Even the title of his new book, though, demonstrates his habit of giving most prominence to the eyecatching parts of his latest thesis - in this case, damning the cherished notion that gene therapy could offer a cure to mental illnesses. Yet, when you dig down, James's message is more nuanced. He may rule out genes, but he is not dismissing nature altogether.
"I can see very strong evidence from personal experience that physical transmission of traits is possible." He uses the example of playing football in the garden with his son. As a child, James was good at dribbling a ball and now so is Louis, but not because his father has hot-housed him - James has had multiple sclerosis for 27 years, so giving a practical demonstration of dribbling is now beyond him.
But what exactly does he mean, then, by "physical transmission"? "My son may have inherited his dribbling skills through a physical mechanism, because he couldn't have learnt it from me. There's a black box of physical transmission there. That's all I am saying." That "black box", he says, might be to do with chemical patterns passed on from father to son through a process known as epigenetic.
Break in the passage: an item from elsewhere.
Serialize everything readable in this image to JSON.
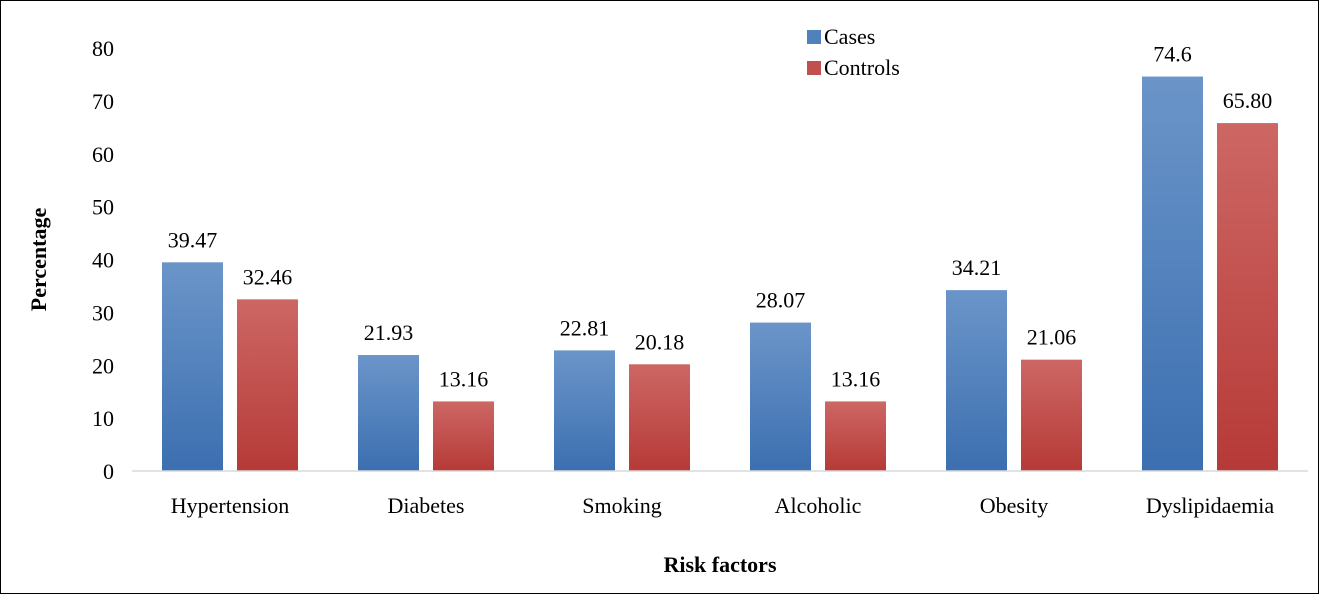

"I am also not ruling out physical causes for psychological traits. There's a whole business about the long-term effects of what happens in pregnancy that will, perhaps, one day turn out to be hugely important. However, with psychosis - whether it be bipolar or schizophrenia - there is just a mass of evidence that something has gone horribly wrong in the family."
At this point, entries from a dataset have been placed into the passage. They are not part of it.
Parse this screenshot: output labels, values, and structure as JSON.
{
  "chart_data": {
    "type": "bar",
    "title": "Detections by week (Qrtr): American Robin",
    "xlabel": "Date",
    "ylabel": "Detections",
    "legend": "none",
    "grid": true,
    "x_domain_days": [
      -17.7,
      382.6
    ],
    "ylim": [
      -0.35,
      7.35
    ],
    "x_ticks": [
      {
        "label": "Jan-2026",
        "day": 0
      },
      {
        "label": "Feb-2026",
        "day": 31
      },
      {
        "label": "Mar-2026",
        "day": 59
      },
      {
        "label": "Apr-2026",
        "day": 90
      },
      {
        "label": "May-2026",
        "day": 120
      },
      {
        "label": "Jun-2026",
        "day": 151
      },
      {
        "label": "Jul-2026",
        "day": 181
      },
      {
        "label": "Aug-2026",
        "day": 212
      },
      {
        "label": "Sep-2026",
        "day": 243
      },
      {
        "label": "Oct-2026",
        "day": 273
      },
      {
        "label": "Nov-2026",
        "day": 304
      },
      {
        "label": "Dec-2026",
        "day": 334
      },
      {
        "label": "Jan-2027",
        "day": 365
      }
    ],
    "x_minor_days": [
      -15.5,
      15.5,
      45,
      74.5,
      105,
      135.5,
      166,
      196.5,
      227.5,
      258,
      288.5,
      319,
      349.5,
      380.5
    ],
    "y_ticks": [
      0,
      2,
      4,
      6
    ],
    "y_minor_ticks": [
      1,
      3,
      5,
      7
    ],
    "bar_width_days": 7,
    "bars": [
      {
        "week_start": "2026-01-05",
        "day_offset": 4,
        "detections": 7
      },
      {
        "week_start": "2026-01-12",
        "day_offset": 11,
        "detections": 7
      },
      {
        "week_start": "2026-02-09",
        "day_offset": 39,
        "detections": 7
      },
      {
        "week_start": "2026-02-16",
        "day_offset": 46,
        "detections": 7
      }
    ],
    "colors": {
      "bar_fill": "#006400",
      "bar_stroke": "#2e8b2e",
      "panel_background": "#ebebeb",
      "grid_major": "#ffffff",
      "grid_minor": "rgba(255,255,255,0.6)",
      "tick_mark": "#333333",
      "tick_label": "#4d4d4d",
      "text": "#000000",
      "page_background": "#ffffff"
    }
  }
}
He illustrates his point again with a story from his own life. "I grew up with Teddy St Aubyn [the award winning novelist, Edward St Aubyn]. It didn't occur to me, or my parents, that Teddy had been sexually abused by his father. The awful truth about families is that there is a lot that goes on behind closed doors that nobody knows about."
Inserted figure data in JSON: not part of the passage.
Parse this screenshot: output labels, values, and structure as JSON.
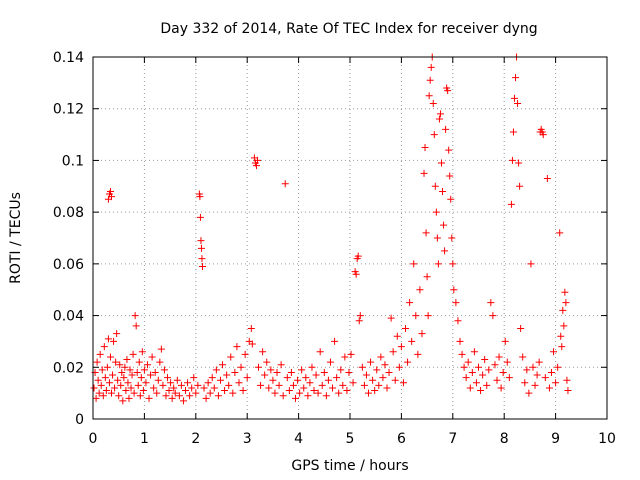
{
  "chart_data": {
    "type": "scatter",
    "title": "Day 332 of 2014, Rate Of TEC Index for receiver dyng",
    "xlabel": "GPS time / hours",
    "ylabel": "ROTI / TECUs",
    "xlim": [
      0,
      10
    ],
    "ylim": [
      0,
      0.14
    ],
    "x_ticks": [
      0,
      1,
      2,
      3,
      4,
      5,
      6,
      7,
      8,
      9,
      10
    ],
    "x_tick_labels": [
      "0",
      "1",
      "2",
      "3",
      "4",
      "5",
      "6",
      "7",
      "8",
      "9",
      "10"
    ],
    "y_ticks": [
      0,
      0.02,
      0.04,
      0.06,
      0.08,
      0.1,
      0.12,
      0.14
    ],
    "y_tick_labels": [
      "0",
      "0.02",
      "0.04",
      "0.06",
      "0.08",
      "0.1",
      "0.12",
      "0.14"
    ],
    "grid": true,
    "marker": "+",
    "color": "#ff0000",
    "series": [
      {
        "name": "ROTI",
        "points": [
          [
            0.02,
            0.012
          ],
          [
            0.04,
            0.018
          ],
          [
            0.06,
            0.008
          ],
          [
            0.08,
            0.022
          ],
          [
            0.1,
            0.015
          ],
          [
            0.12,
            0.01
          ],
          [
            0.14,
            0.025
          ],
          [
            0.16,
            0.013
          ],
          [
            0.18,
            0.019
          ],
          [
            0.2,
            0.009
          ],
          [
            0.22,
            0.028
          ],
          [
            0.24,
            0.016
          ],
          [
            0.26,
            0.011
          ],
          [
            0.28,
            0.02
          ],
          [
            0.3,
            0.031
          ],
          [
            0.32,
            0.014
          ],
          [
            0.34,
            0.024
          ],
          [
            0.36,
            0.01
          ],
          [
            0.38,
            0.017
          ],
          [
            0.4,
            0.03
          ],
          [
            0.42,
            0.012
          ],
          [
            0.44,
            0.022
          ],
          [
            0.46,
            0.033
          ],
          [
            0.48,
            0.015
          ],
          [
            0.5,
            0.009
          ],
          [
            0.52,
            0.021
          ],
          [
            0.54,
            0.013
          ],
          [
            0.56,
            0.018
          ],
          [
            0.58,
            0.007
          ],
          [
            0.6,
            0.016
          ],
          [
            0.62,
            0.02
          ],
          [
            0.64,
            0.011
          ],
          [
            0.66,
            0.023
          ],
          [
            0.68,
            0.014
          ],
          [
            0.7,
            0.008
          ],
          [
            0.72,
            0.019
          ],
          [
            0.74,
            0.012
          ],
          [
            0.76,
            0.017
          ],
          [
            0.78,
            0.025
          ],
          [
            0.8,
            0.01
          ],
          [
            0.82,
            0.04
          ],
          [
            0.84,
            0.036
          ],
          [
            0.86,
            0.018
          ],
          [
            0.88,
            0.013
          ],
          [
            0.9,
            0.022
          ],
          [
            0.92,
            0.009
          ],
          [
            0.94,
            0.016
          ],
          [
            0.96,
            0.026
          ],
          [
            0.98,
            0.011
          ],
          [
            1.0,
            0.019
          ],
          [
            1.03,
            0.014
          ],
          [
            1.06,
            0.021
          ],
          [
            1.09,
            0.008
          ],
          [
            1.12,
            0.017
          ],
          [
            1.15,
            0.024
          ],
          [
            1.18,
            0.012
          ],
          [
            1.21,
            0.018
          ],
          [
            1.24,
            0.01
          ],
          [
            1.27,
            0.015
          ],
          [
            1.3,
            0.022
          ],
          [
            1.33,
            0.027
          ],
          [
            1.36,
            0.013
          ],
          [
            1.39,
            0.019
          ],
          [
            1.42,
            0.009
          ],
          [
            1.45,
            0.016
          ],
          [
            1.48,
            0.011
          ],
          [
            1.51,
            0.014
          ],
          [
            1.54,
            0.008
          ],
          [
            1.57,
            0.012
          ],
          [
            1.6,
            0.01
          ],
          [
            1.64,
            0.015
          ],
          [
            1.68,
            0.009
          ],
          [
            1.72,
            0.013
          ],
          [
            1.76,
            0.007
          ],
          [
            1.8,
            0.011
          ],
          [
            1.84,
            0.014
          ],
          [
            1.88,
            0.009
          ],
          [
            1.92,
            0.012
          ],
          [
            1.96,
            0.016
          ],
          [
            2.0,
            0.01
          ],
          [
            2.04,
            0.013
          ],
          [
            2.07,
            0.087
          ],
          [
            2.08,
            0.086
          ],
          [
            2.09,
            0.078
          ],
          [
            2.1,
            0.069
          ],
          [
            2.11,
            0.066
          ],
          [
            2.12,
            0.062
          ],
          [
            2.13,
            0.059
          ],
          [
            2.16,
            0.012
          ],
          [
            2.2,
            0.008
          ],
          [
            2.24,
            0.014
          ],
          [
            2.28,
            0.01
          ],
          [
            2.32,
            0.016
          ],
          [
            2.36,
            0.012
          ],
          [
            2.4,
            0.019
          ],
          [
            2.44,
            0.009
          ],
          [
            2.48,
            0.015
          ],
          [
            2.52,
            0.021
          ],
          [
            2.56,
            0.011
          ],
          [
            2.6,
            0.017
          ],
          [
            2.64,
            0.013
          ],
          [
            2.68,
            0.024
          ],
          [
            2.72,
            0.01
          ],
          [
            2.76,
            0.018
          ],
          [
            2.8,
            0.028
          ],
          [
            2.84,
            0.014
          ],
          [
            2.88,
            0.02
          ],
          [
            2.92,
            0.011
          ],
          [
            2.96,
            0.025
          ],
          [
            3.0,
            0.016
          ],
          [
            3.04,
            0.03
          ],
          [
            3.08,
            0.035
          ],
          [
            3.1,
            0.029
          ],
          [
            3.14,
            0.101
          ],
          [
            3.16,
            0.099
          ],
          [
            3.18,
            0.098
          ],
          [
            3.2,
            0.1
          ],
          [
            3.22,
            0.02
          ],
          [
            3.26,
            0.013
          ],
          [
            3.3,
            0.026
          ],
          [
            3.34,
            0.017
          ],
          [
            3.38,
            0.022
          ],
          [
            3.42,
            0.012
          ],
          [
            3.46,
            0.019
          ],
          [
            3.5,
            0.015
          ],
          [
            3.54,
            0.01
          ],
          [
            3.58,
            0.018
          ],
          [
            3.62,
            0.013
          ],
          [
            3.66,
            0.021
          ],
          [
            3.7,
            0.009
          ],
          [
            3.74,
            0.091
          ],
          [
            3.78,
            0.016
          ],
          [
            3.82,
            0.011
          ],
          [
            3.86,
            0.018
          ],
          [
            3.9,
            0.013
          ],
          [
            3.94,
            0.008
          ],
          [
            3.98,
            0.015
          ],
          [
            4.02,
            0.01
          ],
          [
            4.06,
            0.019
          ],
          [
            4.1,
            0.012
          ],
          [
            4.14,
            0.016
          ],
          [
            4.18,
            0.009
          ],
          [
            4.22,
            0.014
          ],
          [
            4.26,
            0.02
          ],
          [
            4.3,
            0.011
          ],
          [
            4.34,
            0.017
          ],
          [
            4.38,
            0.01
          ],
          [
            4.42,
            0.026
          ],
          [
            4.46,
            0.013
          ],
          [
            4.5,
            0.018
          ],
          [
            4.54,
            0.009
          ],
          [
            4.58,
            0.015
          ],
          [
            4.62,
            0.022
          ],
          [
            4.66,
            0.012
          ],
          [
            4.7,
            0.03
          ],
          [
            4.74,
            0.016
          ],
          [
            4.78,
            0.01
          ],
          [
            4.82,
            0.019
          ],
          [
            4.86,
            0.013
          ],
          [
            4.9,
            0.024
          ],
          [
            4.94,
            0.011
          ],
          [
            4.98,
            0.018
          ],
          [
            5.02,
            0.025
          ],
          [
            5.06,
            0.014
          ],
          [
            5.1,
            0.057
          ],
          [
            5.12,
            0.056
          ],
          [
            5.14,
            0.062
          ],
          [
            5.16,
            0.063
          ],
          [
            5.18,
            0.038
          ],
          [
            5.2,
            0.04
          ],
          [
            5.24,
            0.02
          ],
          [
            5.28,
            0.013
          ],
          [
            5.32,
            0.017
          ],
          [
            5.36,
            0.01
          ],
          [
            5.4,
            0.022
          ],
          [
            5.44,
            0.015
          ],
          [
            5.48,
            0.011
          ],
          [
            5.52,
            0.019
          ],
          [
            5.56,
            0.013
          ],
          [
            5.6,
            0.024
          ],
          [
            5.64,
            0.016
          ],
          [
            5.68,
            0.021
          ],
          [
            5.72,
            0.012
          ],
          [
            5.76,
            0.018
          ],
          [
            5.8,
            0.039
          ],
          [
            5.84,
            0.026
          ],
          [
            5.88,
            0.015
          ],
          [
            5.92,
            0.032
          ],
          [
            5.96,
            0.02
          ],
          [
            6.0,
            0.028
          ],
          [
            6.04,
            0.014
          ],
          [
            6.08,
            0.035
          ],
          [
            6.12,
            0.022
          ],
          [
            6.16,
            0.045
          ],
          [
            6.2,
            0.03
          ],
          [
            6.24,
            0.06
          ],
          [
            6.28,
            0.04
          ],
          [
            6.32,
            0.025
          ],
          [
            6.36,
            0.05
          ],
          [
            6.4,
            0.033
          ],
          [
            6.44,
            0.095
          ],
          [
            6.46,
            0.105
          ],
          [
            6.48,
            0.072
          ],
          [
            6.5,
            0.055
          ],
          [
            6.52,
            0.04
          ],
          [
            6.54,
            0.125
          ],
          [
            6.56,
            0.131
          ],
          [
            6.58,
            0.136
          ],
          [
            6.6,
            0.14
          ],
          [
            6.62,
            0.122
          ],
          [
            6.64,
            0.11
          ],
          [
            6.66,
            0.09
          ],
          [
            6.68,
            0.08
          ],
          [
            6.7,
            0.07
          ],
          [
            6.72,
            0.06
          ],
          [
            6.74,
            0.116
          ],
          [
            6.76,
            0.118
          ],
          [
            6.78,
            0.099
          ],
          [
            6.8,
            0.088
          ],
          [
            6.82,
            0.075
          ],
          [
            6.84,
            0.065
          ],
          [
            6.86,
            0.112
          ],
          [
            6.88,
            0.128
          ],
          [
            6.9,
            0.127
          ],
          [
            6.92,
            0.104
          ],
          [
            6.94,
            0.094
          ],
          [
            6.96,
            0.085
          ],
          [
            6.98,
            0.07
          ],
          [
            7.0,
            0.06
          ],
          [
            7.02,
            0.05
          ],
          [
            7.06,
            0.045
          ],
          [
            7.1,
            0.038
          ],
          [
            7.14,
            0.03
          ],
          [
            7.18,
            0.025
          ],
          [
            7.22,
            0.02
          ],
          [
            7.26,
            0.016
          ],
          [
            7.3,
            0.022
          ],
          [
            7.34,
            0.012
          ],
          [
            7.38,
            0.018
          ],
          [
            7.42,
            0.026
          ],
          [
            7.46,
            0.014
          ],
          [
            7.5,
            0.02
          ],
          [
            7.54,
            0.011
          ],
          [
            7.58,
            0.017
          ],
          [
            7.62,
            0.023
          ],
          [
            7.66,
            0.013
          ],
          [
            7.7,
            0.019
          ],
          [
            7.74,
            0.045
          ],
          [
            7.78,
            0.04
          ],
          [
            7.82,
            0.021
          ],
          [
            7.86,
            0.015
          ],
          [
            7.9,
            0.024
          ],
          [
            7.94,
            0.012
          ],
          [
            7.98,
            0.018
          ],
          [
            8.02,
            0.03
          ],
          [
            8.06,
            0.022
          ],
          [
            8.1,
            0.016
          ],
          [
            8.14,
            0.083
          ],
          [
            8.16,
            0.1
          ],
          [
            8.18,
            0.111
          ],
          [
            8.2,
            0.124
          ],
          [
            8.22,
            0.132
          ],
          [
            8.24,
            0.14
          ],
          [
            8.26,
            0.122
          ],
          [
            8.28,
            0.099
          ],
          [
            8.3,
            0.09
          ],
          [
            8.32,
            0.035
          ],
          [
            8.36,
            0.024
          ],
          [
            8.4,
            0.014
          ],
          [
            8.44,
            0.019
          ],
          [
            8.48,
            0.01
          ],
          [
            8.52,
            0.06
          ],
          [
            8.56,
            0.02
          ],
          [
            8.6,
            0.013
          ],
          [
            8.64,
            0.017
          ],
          [
            8.68,
            0.022
          ],
          [
            8.7,
            0.111
          ],
          [
            8.72,
            0.112
          ],
          [
            8.74,
            0.111
          ],
          [
            8.76,
            0.11
          ],
          [
            8.8,
            0.016
          ],
          [
            8.84,
            0.093
          ],
          [
            8.88,
            0.012
          ],
          [
            8.92,
            0.018
          ],
          [
            8.96,
            0.026
          ],
          [
            9.0,
            0.014
          ],
          [
            9.04,
            0.02
          ],
          [
            9.08,
            0.072
          ],
          [
            9.1,
            0.032
          ],
          [
            9.12,
            0.028
          ],
          [
            9.14,
            0.042
          ],
          [
            9.16,
            0.036
          ],
          [
            9.18,
            0.049
          ],
          [
            9.2,
            0.045
          ],
          [
            9.22,
            0.015
          ],
          [
            9.24,
            0.011
          ],
          [
            0.3,
            0.085
          ],
          [
            0.32,
            0.087
          ],
          [
            0.34,
            0.088
          ],
          [
            0.36,
            0.086
          ]
        ]
      }
    ]
  }
}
James is not breaking any confidences here. St Aubyn has written of the long-term damage done to him by his childhood, but with other cases discussed at length in the book - notably the deaths, 14 years apart, from heroin overdoses of TV presenter, Paula Yates, and her daughter Peaches Geldof - James gets closer to the line. He knew Yates well - they once worked together on a TV series, Sex With Paula - and says that his detailed account of the mother/daughter relationship is based on information "from people who knew [her] well. The main sources are impeccable."
Does he worry that so publicly picking over the details of a young woman's tragic death, less than two years after it happened, might add to the grief of her father, Bob Geldof, or her family? "I've thought about this an awful lot," he replies, suddenly vulnerable. "I'm very aware of what Bob's been through and I hope that, if he does read it, he will feel it makes sense of something that otherwise didn't make sense."
Writing about other people's parenting inevitably shines a spotlight back on his own skills. "Maltreatment can be everyday," he agrees. "I went blundering into [parenting], just like everybody else. But as I have got older, I have become gradually more conscious of how awful it can be for them to be my children."
So what is life with James as a dad really like? He makes light of his grumpy moods and his MS.
When I look closely, I notice his walking gait is a little stiff, but nothing more. I wonder if his illness has had any impact on the quality of his nurturing of his children.
"A minimal effect on my daughter - the only thing is the tiredness. Sometimes I'm perhaps a bit more irritable because I'm tired. It's a sadness, but I would say from their point of view, it is very insignificant. What really matters to a child is whether someone is tuned in to you. It's all about love."
At last, an optimistic note. Even if it is all down to parents, James is acknowledging, we do have the potential to get it right.
Not in Your Genes: The Real Reasons Children Are Like Their Parents by Oliver James (Vermilion, £20).